There are two kinds of people. Those who want you to listen to their problems, and those who simply want a solution. Have you ever shared a problem in your life with someone, and they immediately started listing ways to solve the problem? To a computer, this is clearly the most practical solution possible. You have a problem, you share it, and you get a solution.
“It is often frustrating for someone needing empathy to have us assume that they want reassurance or “fix-it” advice.”
We are not computers though. When someone shares something with you, treat it less like a Quora answer and actually try to empathize with their feelings. Over the last year, I’ve seen that people who try to immediately offer solutions, while having your best interest in mind, actually accomplish less than people who just want to hear you out.
Better listening comes from curiosity. You could offer them solutions they didn’t explicitly ask for, or you could ask them questions. Taking an interest in someone’s issues makes them feel like they’re talking to a human. As someone who wasn’t always effective at communicating with others, I can stand by this.
“Sharing your happiness multiplies it, and sharing your sorrow divides it.”
In March 2020, I was contemplating giving up on the JEE entrances altogether. My academics were average, and I thought it was too late for making changes to my course. I couldn’t keep this in for long, it was eating me from the inside. I hesitantly confided in my mother. I expected a robotic fix-it answer from her, but to my surprise, she actually asked me more questions until both of us were crystal clear on the topic. I realized that maybe abandoning my dream was not worth it just because I was bad at chemistry, and she understood my point of view and encouraged me to find a solution on my own.

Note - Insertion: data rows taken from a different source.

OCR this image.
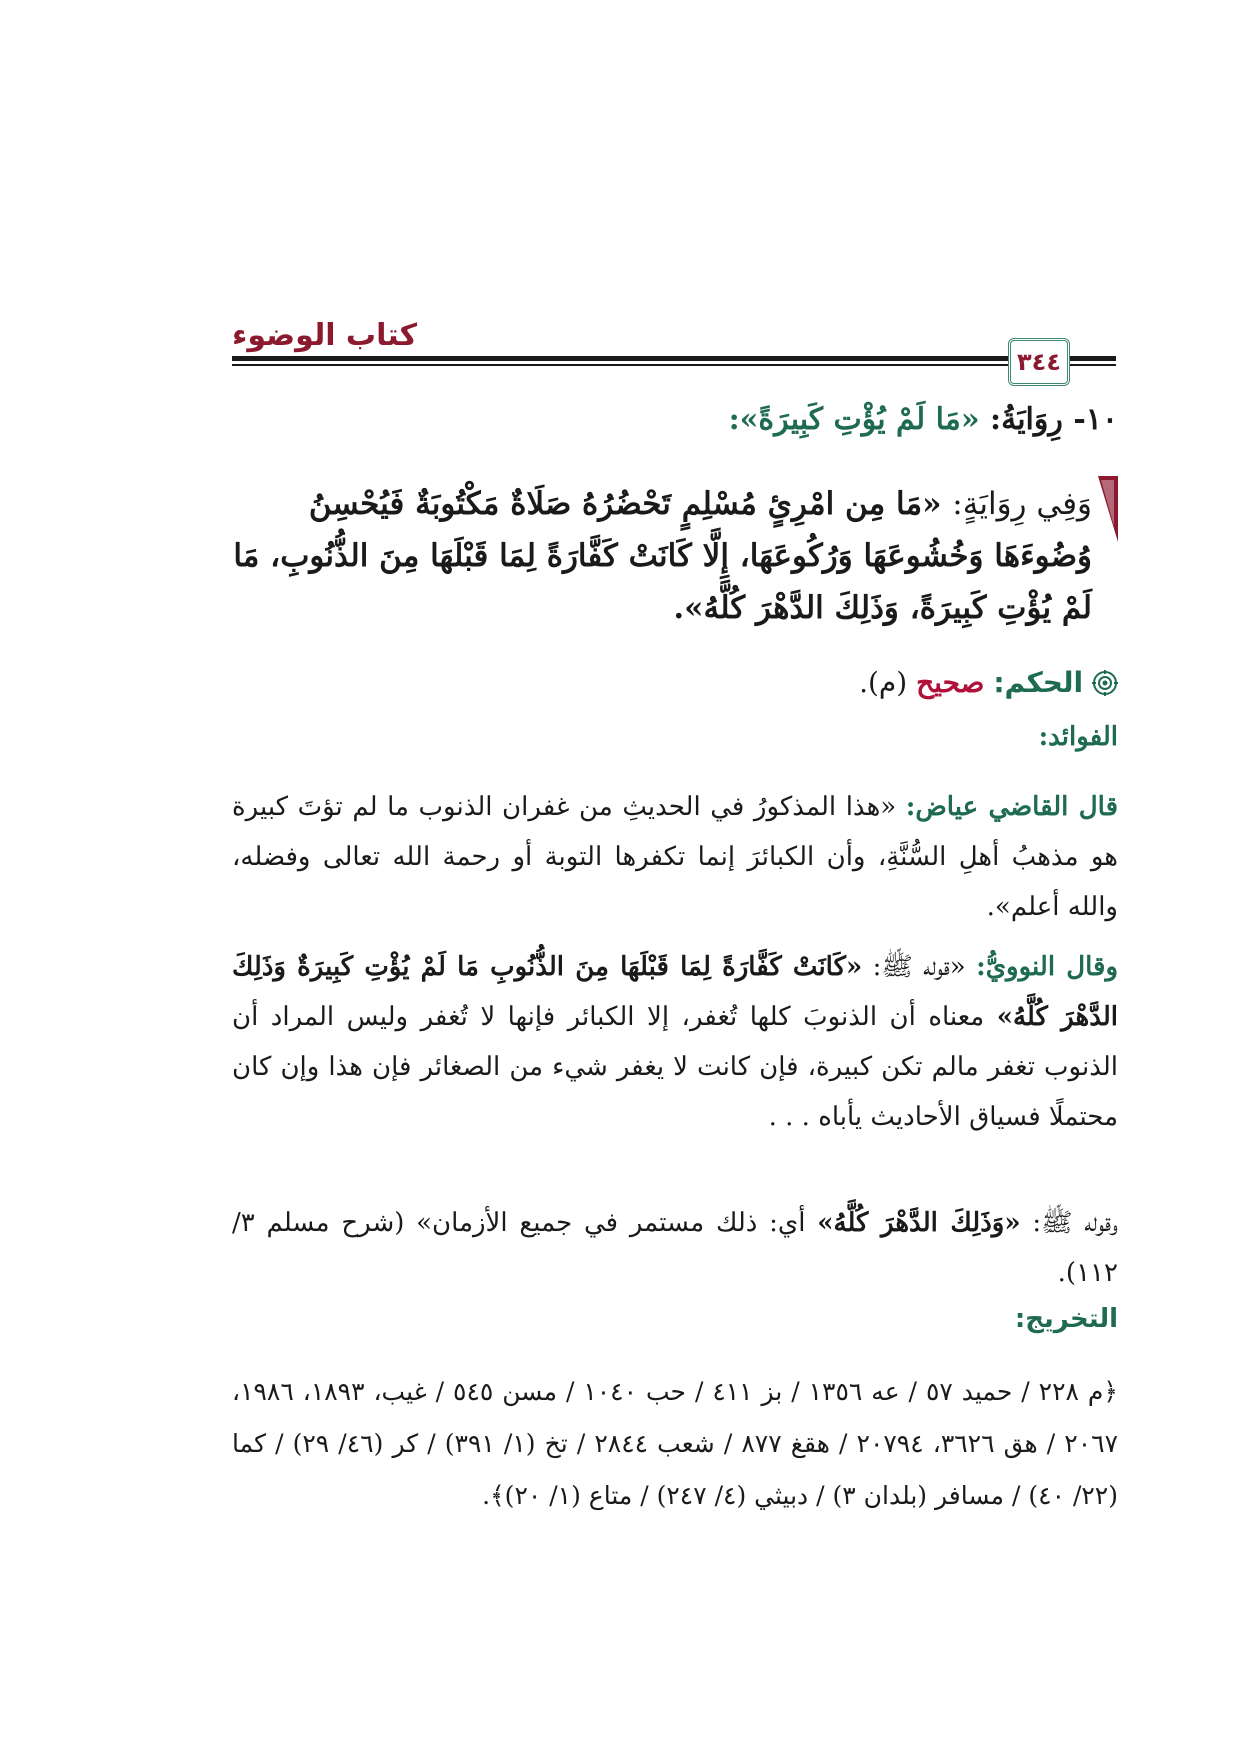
كتاب الوضوء
٣٤٤
١٠- رِوَايَةُ: «مَا لَمْ يُؤْتِ كَبِيرَةً»:
وَفِي رِوَايَةٍ: «مَا مِن امْرِئٍ مُسْلِمٍ تَحْضُرُهُ صَلَاةٌ مَكْتُوبَةٌ فَيُحْسِنُ وُضُوءَهَا وَخُشُوعَهَا وَرُكُوعَهَا، إِلَّا كَانَتْ كَفَّارَةً لِمَا قَبْلَهَا مِنَ الذُّنُوبِ، مَا لَمْ يُؤْتِ كَبِيرَةً، وَذَلِكَ الدَّهْرَ كُلَّهُ».
الحكم: صحيح (م).
الفوائد:
قال القاضي عياض: «هذا المذكورُ في الحديثِ من غفران الذنوب ما لم تؤتَ كبيرة هو مذهبُ أهلِ السُّنَّةِ، وأن الكبائرَ إنما تكفرها التوبة أو رحمة الله تعالى وفضله، والله أعلم».
وقال النوويُّ: «قوله ﷺ: «كَانَتْ كَفَّارَةً لِمَا قَبْلَهَا مِنَ الذُّنُوبِ مَا لَمْ يُؤْتِ كَبِيرَةٌ وَذَلِكَ الدَّهْرَ كُلَّهُ» معناه أن الذنوبَ كلها تُغفر، إلا الكبائر فإنها لا تُغفر وليس المراد أن الذنوب تغفر مالم تكن كبيرة، فإن كانت لا يغفر شيء من الصغائر فإن هذا وإن كان محتملًا فسياق الأحاديث يأباه . . .
وقوله ﷺ: «وَذَلِكَ الدَّهْرَ كُلَّهُ» أي: ذلك مستمر في جميع الأزمان» (شرح مسلم ٣/ ١١٢).
التخريج:
﴿م ٢٢٨ / حميد ٥٧ / عه ١٣٥٦ / بز ٤١١ / حب ١٠٤٠ / مسن ٥٤٥ / غيب، ١٨٩٣، ١٩٨٦، ٢٠٦٧ / هق ٣٦٢٦، ٢٠٧٩٤ / هقغ ٨٧٧ / شعب ٢٨٤٤ / تخ (١/ ٣٩١) / كر (٤٦/ ٢٩) / كما (٢٢/ ٤٠) / مسافر (بلدان ٣) / دبيثي (٤/ ٢٤٧) / متاع (١/ ٢٠)﴾.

A Conversation with a 5-year-old
Everyone who has met a five-year-old knows that they don’t always make sense when they speak. Some would argue they never make sense at all. Often as a child, one feels frustrated at not being taken seriously enough. In an Indian household, you may feel this way even into your late teens! There’s no real way to take absolute nonsense and actually look like you understand. “If I could make a flying car, I would give it helicopter blades in case it runs out of petrol”, says the future aeronautical engineer. If you say, “Haha, okay” and walk away, they’ll feel embarrassed. A better response to this kind of talk is just to ask. Any question would do. “Oh, but how does it fly without helicopter blades?” You show the slightest interest. You take the smallest effort and suddenly you’re ‘great with kids!’ They don’t become less annoying, but at least you’re dealing with it more efficiently!
If we ask more questions, we form better relationships with those we care about. You don’t have to be the smartest person on the planet to ask a question about something and show interest. When people say communication is key, this is the way to do it. Trust me, you can try it on the next toddler you see.